1 PB node(s) as fixed money income

samlabs-ca · July 9, 2024, 8:57pm

ow, this is new to me.

even with a lot of processing and memory?

I was planning on using a xeon e5-2650L processor ( 14c/28t) and 128 GB per node ( 4x 90tb raid-z1 ).

Ruskiem · July 9, 2024, 9:02pm

if it would cost You totally ~12k, then i would say You might go for it. Its just an hobby anyway, nothing guaranteed. A lot of tweaks and fixing might occur, as we SNO can be subject to changes in customers main use cases, You have to be ready to look after the nodes daily, its not completely plug and play, its for ppls who realy feels they want to do it. If Your good in progrmaming maybe You want spend Your time there rather. There are no big money in being SNO, a 600-700$ per month is very real tho, with 1024TB of dedicated space.

Roxor · July 9, 2024, 9:08pm

Each TB is going to contain 3-4 million files… and once a node starts getting larger than around 20TB the background utilities a node runs can take forever. CPU doesn’t help as it’s all disk IO. Memory does help as a cache, and clever use of SSDs can speed things up… but with HDDs only doing 100-150 iops at some size the math just isn’t in your favor.

A better use of those CPU cores and RAM is to skip RAIDZ1, use no parity, and just run one node per HDD. Like if you have 24 20TB HDDs… run 24 nodes (in docker, to make maintenance easy).

Knowledge · July 9, 2024, 10:39pm

Best practice is if you have a single IP, you add capacity as the existing capacity is filled. Many node operators use VPN/VPS to get around the subnet rule and run more nodes that way. (Not recommended) Even this can be a struggle to fill drives due to a lot of ongoing garbage cleanup.

Future growth is customer dependent and as SNO’s will tell you, it is very random and not easily predicted.

That all being said, some SNO’s with patience have grown their node farms and generate decent returns. It just takes a lot of time to get there.

samlabs-ca · July 10, 2024, 12:44am

I am using TrueNAS and can put some SSD as L2arc cache… Maybe this can speed up things?

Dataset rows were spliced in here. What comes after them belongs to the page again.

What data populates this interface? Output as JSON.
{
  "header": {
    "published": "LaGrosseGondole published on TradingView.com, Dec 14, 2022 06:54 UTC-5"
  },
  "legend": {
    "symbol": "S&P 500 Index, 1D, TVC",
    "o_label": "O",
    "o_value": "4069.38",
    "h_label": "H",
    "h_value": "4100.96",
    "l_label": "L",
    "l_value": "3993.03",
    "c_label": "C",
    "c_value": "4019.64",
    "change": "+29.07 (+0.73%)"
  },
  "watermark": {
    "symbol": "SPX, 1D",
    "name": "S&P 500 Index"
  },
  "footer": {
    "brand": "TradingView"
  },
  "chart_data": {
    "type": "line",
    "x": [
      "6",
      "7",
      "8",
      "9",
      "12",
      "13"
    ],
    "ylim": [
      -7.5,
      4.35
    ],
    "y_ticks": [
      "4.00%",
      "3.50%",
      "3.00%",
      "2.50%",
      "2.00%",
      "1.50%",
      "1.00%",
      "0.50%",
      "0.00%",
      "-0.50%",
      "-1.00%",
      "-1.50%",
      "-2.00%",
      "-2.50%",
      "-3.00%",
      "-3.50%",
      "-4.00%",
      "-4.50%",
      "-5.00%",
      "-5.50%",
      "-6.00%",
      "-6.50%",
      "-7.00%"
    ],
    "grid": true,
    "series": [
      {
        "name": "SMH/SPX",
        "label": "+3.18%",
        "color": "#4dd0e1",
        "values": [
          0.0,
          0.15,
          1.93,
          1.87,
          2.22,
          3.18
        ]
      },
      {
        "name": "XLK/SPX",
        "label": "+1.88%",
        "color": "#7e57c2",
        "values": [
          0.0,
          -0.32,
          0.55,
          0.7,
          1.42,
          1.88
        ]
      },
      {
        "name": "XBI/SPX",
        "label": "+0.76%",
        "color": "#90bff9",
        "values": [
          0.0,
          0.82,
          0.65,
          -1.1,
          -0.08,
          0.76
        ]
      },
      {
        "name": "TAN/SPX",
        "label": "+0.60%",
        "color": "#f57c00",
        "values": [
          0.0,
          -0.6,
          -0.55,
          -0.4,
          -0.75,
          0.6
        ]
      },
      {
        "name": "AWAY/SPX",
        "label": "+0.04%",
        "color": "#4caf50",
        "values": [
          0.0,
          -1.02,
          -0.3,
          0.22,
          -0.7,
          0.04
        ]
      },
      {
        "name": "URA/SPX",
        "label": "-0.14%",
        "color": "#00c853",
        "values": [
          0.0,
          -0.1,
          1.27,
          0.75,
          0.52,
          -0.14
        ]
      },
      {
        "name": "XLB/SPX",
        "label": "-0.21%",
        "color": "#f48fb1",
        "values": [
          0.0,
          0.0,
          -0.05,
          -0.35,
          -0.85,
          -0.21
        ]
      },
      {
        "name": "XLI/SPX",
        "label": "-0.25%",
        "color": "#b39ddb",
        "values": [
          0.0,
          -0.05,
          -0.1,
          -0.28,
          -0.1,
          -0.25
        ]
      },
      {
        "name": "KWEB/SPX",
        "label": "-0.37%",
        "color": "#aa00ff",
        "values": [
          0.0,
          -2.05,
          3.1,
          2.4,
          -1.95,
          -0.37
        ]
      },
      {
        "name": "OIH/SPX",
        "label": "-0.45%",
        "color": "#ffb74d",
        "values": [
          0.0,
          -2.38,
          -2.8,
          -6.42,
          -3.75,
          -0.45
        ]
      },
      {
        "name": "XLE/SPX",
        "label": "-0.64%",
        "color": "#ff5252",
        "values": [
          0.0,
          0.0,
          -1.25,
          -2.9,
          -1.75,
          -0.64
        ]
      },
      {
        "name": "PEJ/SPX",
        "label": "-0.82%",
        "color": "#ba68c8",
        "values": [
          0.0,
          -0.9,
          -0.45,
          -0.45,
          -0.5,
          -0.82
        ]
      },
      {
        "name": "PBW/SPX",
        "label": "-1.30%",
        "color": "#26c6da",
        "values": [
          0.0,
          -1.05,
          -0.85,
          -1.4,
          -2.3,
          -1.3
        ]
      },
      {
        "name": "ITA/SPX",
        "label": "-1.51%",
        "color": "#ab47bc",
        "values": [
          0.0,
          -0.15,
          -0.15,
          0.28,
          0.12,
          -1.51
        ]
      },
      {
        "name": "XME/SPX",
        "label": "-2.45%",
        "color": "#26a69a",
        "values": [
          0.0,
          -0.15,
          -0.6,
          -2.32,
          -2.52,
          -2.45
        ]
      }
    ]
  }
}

I was expecting to break the nodes in individual disks as you said, but the problem is having 24 nodes under the same IP or load balancing them between 2 or 3 IPs.

samlabs-ca · July 10, 2024, 12:50am

yes, this is my point in creating 90 tb nodes… I can add more internet links (or VPNs), and more IPs as well, but at some point, this will be unworkable as the internet cost will be more than the revenue.

snorkel · July 10, 2024, 4:22am

I think you all forgot the Bloom Filter problem.
For the new-to-become SNO, the Bloom Filter, as I understand it, is a file generated from a backup copy of databases maintained by a satellite, on Storj servers, that containes the list of pieces a node should keep.
The Storagenode that receives it, when processing it, it will have a 10% false positives, meaning it will keep (retain) the pieces that must be kept plus 10% more from the pieces that should be deleted (aka sent to trash).
Until a few months ago (a year maybe ?), the Bloom Filter was to small for bigger nodes, over 10TB of data, and the nodes didn’t cleaned up all the trash, ending in filling those nodes with should-have-been-deleted pieces, unpaid pieces. Because the satellite pays you accordingly with what it knows your node should have, not acoordingly with the node actualy stores. If it’s filled with undeleted trash, that space is unpaid and blocks new paid pieces to be stored.
After some months of impruving the BF, they increased it’s size and can properly clean big nodes. I don’t know the new limit, but I believe they maked it safe for a 1-drive nodes, which until next year at least, are under 50TB (because the biggest CMR drive comercialy available has 24TB, and 30TB in next months).
So, if you plan to go RAID way, you basicaly begging Storj team to generate Bloom Filters dedicated to your huge nodes, and expect them to dedicate resources just for the-one-that-didn’t-listen-to-recommendations.
Just stick with 1 drive per node, no RAID, ext4, noatime, and some SSD or NVMe drives for databases, logs, orders, matadata cache. Add more drives as the first ones fills up. Keep in mind that all nodes behind the same /24 subnet are getting data as a single node.
You can go with 2 nodes per subnet, just to share the load. You will get some edge over the others that have only one.

snorkel · July 10, 2024, 4:30am

Question for storjlings:
-Does huge nodes create unnecessary stress on Storj servers for Bloom Filter generation, and the max node size should be limited?

pangolin · July 10, 2024, 12:48pm

I don’t think so. BFs are still not big enough for largest available HDDs.

Alexey · July 11, 2024, 6:58am

no problem at all. You would have to configure 24 unique external ports and 24 unique ports for the dashboards (contact.external-address and console.address), if you would use a docker setup. For Windows setup (or with --network host in the docker setup) you would need to change roughly in four times more unique ports (for server.address, server.private-address, contact.external-address and console.address).